Despite having such little time in the music industry, Robert Johnson has become widely acclaimed and popular, and has profoundly influenced a wide spectrum of musicians, some of whom view him as a near demi-god. Among his more well-known fanbase are Led Zeppelin, Bob Dylan, The Rolling Stones, and most famously Eric Clapton and Cream. Clapton has covered many Johnson songs, a big portion of his "Unplugged" line up were Johnson compositions and an entire album full of covers titled "Me and Mr. Johnson."

The most widely known legend surrounding Robert Johnson says that he sold his soul to the Devil at the crossroads of U.S. Highway 61 and U.S. Highway 49 in Clarksdale, Mississippi in exchange for prowess in playing the guitar. Actually, the location Johnson made reference to is a short distance away from that intersection. The legend was told mainly by Son House, but finds no corroboration in any of Johnson's work, despite titles like "Me and the Devil Blues" and "Hellhound on My Trail". With this said, the song "Cross Road Blues" is both widely and loosely interpreted by many as a descriptive encounter of Johnson selling his soul.

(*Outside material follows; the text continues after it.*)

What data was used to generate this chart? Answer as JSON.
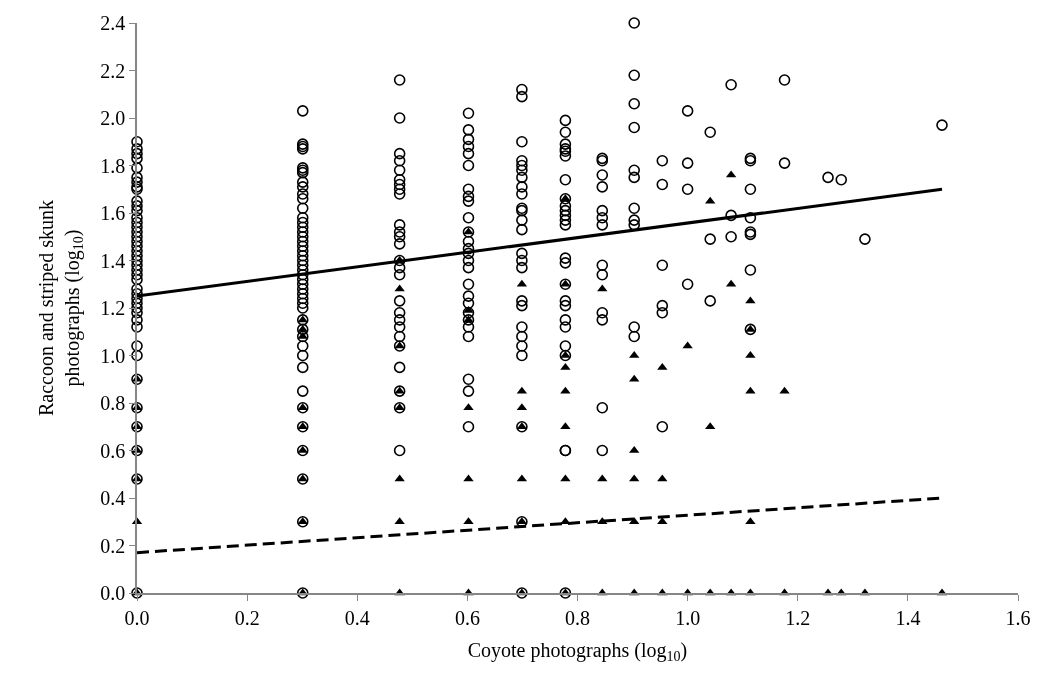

The older Tommy Johnson (no relation, although it is speculated that they were cousins), by contrast, also claimed to have sold his soul to the Devil. The story goes that if one would go to the crossroads a little before midnight and begin to play the guitar, a large black man would come up to the aspiring guitarist, retune his guitar and then hand it back. At this point (so the legend goes) the guitarist had sold his soul to become a virtuoso (A similar legend even surrounded virtuoso violinist Niccolò Paganini a century before.)

His death remains a matter of controversy. Some accounts state that he was given poisoned whiskey at a dance by the husband of a woman he had been secretly seeing. Others claim that it was just The Devil collecting his debt after the old legend of Robert Johnson dealing with the devil.

However, the latest, and unfortunately less dramatic and more plausible theory (published by David Connell in the British Medical Journal) is that Robert Johnson suffered from Marfan's Syndrome. Marfan's is a genetic disorder characterized by disproportionately long limbs, long thin fingers, a tall stature - all of which can be seen in the two photos that exist of Robert Johnson. Marfan's Syndrome is a cause of heart defects, and a complication such as an aortic dissection could lead to Robert Johnson's excruciatingly painful death.